Nabi Muhammad SAW menjelaskan jenis-jenis manusia ketika mendapat petunjuk. Beliau bersabda:
Permisalan petunjuk dan ilmu yang Allah mengutusku dengannya adalah bagai ghaits (hujan yang bermanfaat) yang mengenai tanah. Maka ada tanah yang baik, yang bisa menyerap air sehingga menumbuhkan tumbuh-tumbuhan dan rerumputan yang banyak. Di antaranya juga ada tanah yang ajadib (tanah yang bisa menampung air, namun tidak bisa menyerap ke dalamnya), maka dengan genangan air tersebut Allah memberi manfaat untuk banyak orang, sehingga manusia dapat mengambil air minum dari tanah ini. Lalu manusia dapat memberi minum untuk hewan ternaknya, dan manusia dapat mengairi tanah pertaniannya. Jenis tanah ketiga adalah tanah qi’an, tanah yang tidak bisa menampung dan tidak bisa menumbuhkan tumbuhan. Inilah permisalan orang yang memahami agama Allah, bermanfaat baginya ajaran yang Allah mengutusku untuk membawanya. Dia mengetahui ajaran Allah dan dia mengajarkan kepada orang lain. Dan demikianlah orang yang tidak mengangkat kepalanya terhadap wahyu, dia tidak mau menerima petunjuk yang Allah mengutusku untuk membawanya. (HR. Bukhari dan Muslim)

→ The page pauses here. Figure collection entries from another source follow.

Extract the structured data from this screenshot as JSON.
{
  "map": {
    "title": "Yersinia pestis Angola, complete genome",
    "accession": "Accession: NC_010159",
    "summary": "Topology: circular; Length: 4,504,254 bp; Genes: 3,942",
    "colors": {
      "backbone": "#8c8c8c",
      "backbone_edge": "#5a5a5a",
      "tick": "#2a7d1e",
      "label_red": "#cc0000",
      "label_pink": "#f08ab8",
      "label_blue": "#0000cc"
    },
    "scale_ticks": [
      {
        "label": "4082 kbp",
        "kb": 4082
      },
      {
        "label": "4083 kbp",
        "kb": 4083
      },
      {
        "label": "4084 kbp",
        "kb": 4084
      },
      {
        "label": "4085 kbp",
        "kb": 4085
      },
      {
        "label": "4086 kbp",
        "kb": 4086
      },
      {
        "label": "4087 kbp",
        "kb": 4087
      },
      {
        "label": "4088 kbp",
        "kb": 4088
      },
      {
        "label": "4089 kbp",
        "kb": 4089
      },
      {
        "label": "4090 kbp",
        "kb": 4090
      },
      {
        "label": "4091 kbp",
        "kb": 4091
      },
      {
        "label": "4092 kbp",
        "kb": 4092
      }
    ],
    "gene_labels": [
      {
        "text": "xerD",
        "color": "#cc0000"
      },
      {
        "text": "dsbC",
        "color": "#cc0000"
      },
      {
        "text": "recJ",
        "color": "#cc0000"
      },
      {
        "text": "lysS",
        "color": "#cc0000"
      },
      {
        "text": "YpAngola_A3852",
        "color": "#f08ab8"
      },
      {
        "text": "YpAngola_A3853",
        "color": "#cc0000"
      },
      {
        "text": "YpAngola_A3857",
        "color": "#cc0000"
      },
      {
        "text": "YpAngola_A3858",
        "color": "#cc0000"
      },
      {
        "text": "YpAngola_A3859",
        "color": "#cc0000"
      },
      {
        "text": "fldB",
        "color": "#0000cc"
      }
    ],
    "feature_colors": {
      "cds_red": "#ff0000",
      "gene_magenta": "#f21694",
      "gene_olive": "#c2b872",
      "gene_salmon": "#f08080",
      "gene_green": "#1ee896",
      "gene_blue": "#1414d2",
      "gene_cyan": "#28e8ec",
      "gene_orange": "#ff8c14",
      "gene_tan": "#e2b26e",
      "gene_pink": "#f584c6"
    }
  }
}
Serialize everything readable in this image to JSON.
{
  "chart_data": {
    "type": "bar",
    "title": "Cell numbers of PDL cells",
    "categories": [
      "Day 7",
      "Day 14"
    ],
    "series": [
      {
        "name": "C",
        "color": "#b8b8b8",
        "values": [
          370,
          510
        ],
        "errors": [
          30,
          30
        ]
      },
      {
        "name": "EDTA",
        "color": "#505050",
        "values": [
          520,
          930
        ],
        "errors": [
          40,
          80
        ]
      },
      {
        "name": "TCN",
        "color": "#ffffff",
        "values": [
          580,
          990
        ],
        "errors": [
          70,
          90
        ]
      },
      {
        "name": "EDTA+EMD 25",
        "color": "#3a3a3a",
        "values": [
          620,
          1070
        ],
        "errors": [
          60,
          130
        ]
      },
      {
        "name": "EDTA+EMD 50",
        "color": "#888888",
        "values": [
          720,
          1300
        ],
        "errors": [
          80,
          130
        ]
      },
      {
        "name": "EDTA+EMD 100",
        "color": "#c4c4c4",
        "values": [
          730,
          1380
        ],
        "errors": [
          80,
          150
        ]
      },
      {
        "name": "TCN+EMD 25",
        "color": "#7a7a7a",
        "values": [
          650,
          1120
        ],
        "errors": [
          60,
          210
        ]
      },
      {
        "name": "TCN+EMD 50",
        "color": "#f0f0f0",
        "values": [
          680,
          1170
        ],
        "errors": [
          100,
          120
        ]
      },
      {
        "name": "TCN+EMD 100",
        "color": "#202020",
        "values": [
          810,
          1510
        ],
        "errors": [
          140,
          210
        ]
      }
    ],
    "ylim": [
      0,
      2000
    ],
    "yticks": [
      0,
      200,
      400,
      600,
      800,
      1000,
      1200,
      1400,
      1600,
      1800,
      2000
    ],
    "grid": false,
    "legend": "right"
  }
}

Ulama menjelaskan sebab ilmu/petunjuk diumpamakan dengan air hujan. Petunjuk dan hujan sama-sama memiliki efek menghidupkan. Petunjuk menghidupkan hati sedang hujan menghidupkan bumi yang kering.
Namun ada tanah yang tidak berefek dengan turunnya hujan. Tanah yang tidak mampu menampung air hujan dan tidak menumbuhkan rumput dan tumbuhan sama sekali. Ini adalah perumpamaan hati orang-orang yang memang menutup dirinya terhadap petunjuk.
Perumpamaan hati yang baik adalah seperti tanah yang subur dan menumbuhkan tanaman ketika terkena air hujan. Seperti hati yang menumbuhkan niat-niat baik setelah tersentuh petunjuk. Hati yang tergerak memberikan manfaat kepada orang lain setelah mendapat petunjuk.